Divers arguments sont avancés par les marchés financiers et les pays créanciers pour justifier l'impossibilité d'annuler dans son entièreté la dette des PED. L'économie mondiale serait en danger de mort, les marchés seraient dérégulés, l'ensemble du système mondial financier chamboulé.
Prenons donc un exemple de crise financière majeure, celle qui secoua les places financières entre 2000 et 2002. De nombreux titres côtés en Bourse s'effondrèrent, les pertes les plus spectaculaires se situant dans les technologies cotées au Nasdaq (jusqu'à 80% de « décote»). En fin de compte, les valeurs détruites en Bourse au cours de cette période ont été largement supérieures à la valeur totale de l'ensemble du montant de la dette extérieure des 122 pays du tiers-monde ! Pourtant, malgré l'ampleur des capitaux détruits au cours de cette crise, les places financières se sont toutes rétablies. Aucun pays du nord ne s'est retrouvé en difficulté majeure. Quant aux valeurs autrefois sévèrement touchées, elles se portent mieux que jamais. Bref, l'effondrement du système financier mondial n'a pas eu lieu. Procéder à l'annulation pure et simple de la dette extérieure de tous les pays du tiers-monde, qui au demeurant ne représente que 3% du montant total des dettes mondiales, est donc tout à fait possible. Les principaux créanciers disposent de réserves largement suffisantes pour ne pas être affectés (32 milliards de dollars pour la Banque Mondiale, 30.000 tonnes d'or pour le FMI).
Enfin, pour définitivement se convaincre que le maintien de la dette des pays pauvres n'est ni une nécessité ni une fatalité, il convient de rappeler quelques choix géostratégiques révélateurs : l'Egypte qui avait soutenu Washington durant la première guerre du Golfe obtint en 1991 une annulation complète de sa dette. La même année, la Pologne fut récompensée de la sorte pour avoir quitter le Traité de Varsovie.
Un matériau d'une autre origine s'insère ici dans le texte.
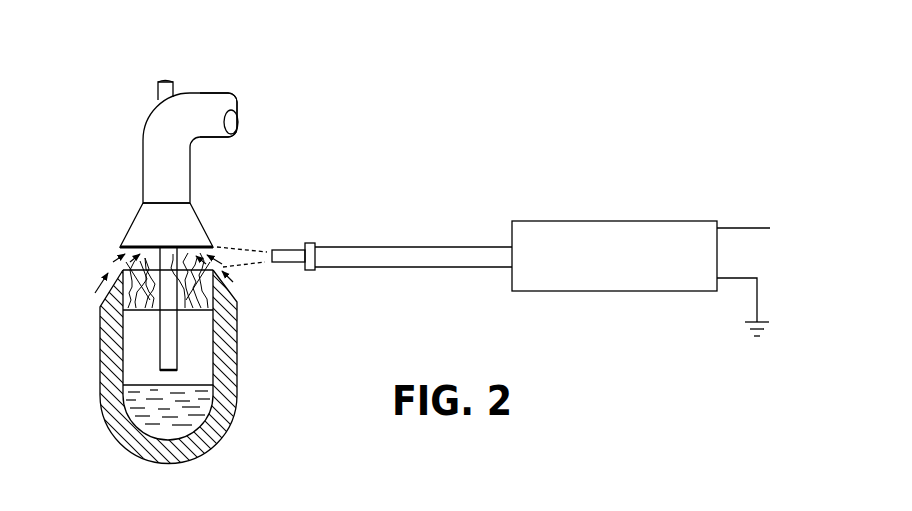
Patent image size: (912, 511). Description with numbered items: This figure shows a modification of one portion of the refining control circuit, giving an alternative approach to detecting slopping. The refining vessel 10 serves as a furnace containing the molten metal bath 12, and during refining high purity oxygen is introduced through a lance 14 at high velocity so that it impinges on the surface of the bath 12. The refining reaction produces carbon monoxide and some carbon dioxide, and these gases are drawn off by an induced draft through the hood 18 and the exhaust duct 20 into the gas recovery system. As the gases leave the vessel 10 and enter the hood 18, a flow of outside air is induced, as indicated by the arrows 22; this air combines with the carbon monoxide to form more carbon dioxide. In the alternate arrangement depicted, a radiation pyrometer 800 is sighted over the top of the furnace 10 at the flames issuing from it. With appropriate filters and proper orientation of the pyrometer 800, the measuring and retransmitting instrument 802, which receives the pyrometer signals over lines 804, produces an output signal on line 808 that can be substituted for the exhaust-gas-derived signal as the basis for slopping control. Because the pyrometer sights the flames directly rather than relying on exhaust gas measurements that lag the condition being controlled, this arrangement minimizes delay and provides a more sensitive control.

Après la Russie en 1998, ce fut au tour du Pakistan en 2001, pour son aide à l'intervention américaine en Afghanistan. Enfin, en 2004, la dette irakienne avait fait l'objet de vives discussions au sujet de sa réduction, le clan américain obtenant finalement l'annulation de 31 des 39 milliards de dollars dont le pays était redevable au Club de Paris, groupe informel des pays les plus riches de la planète.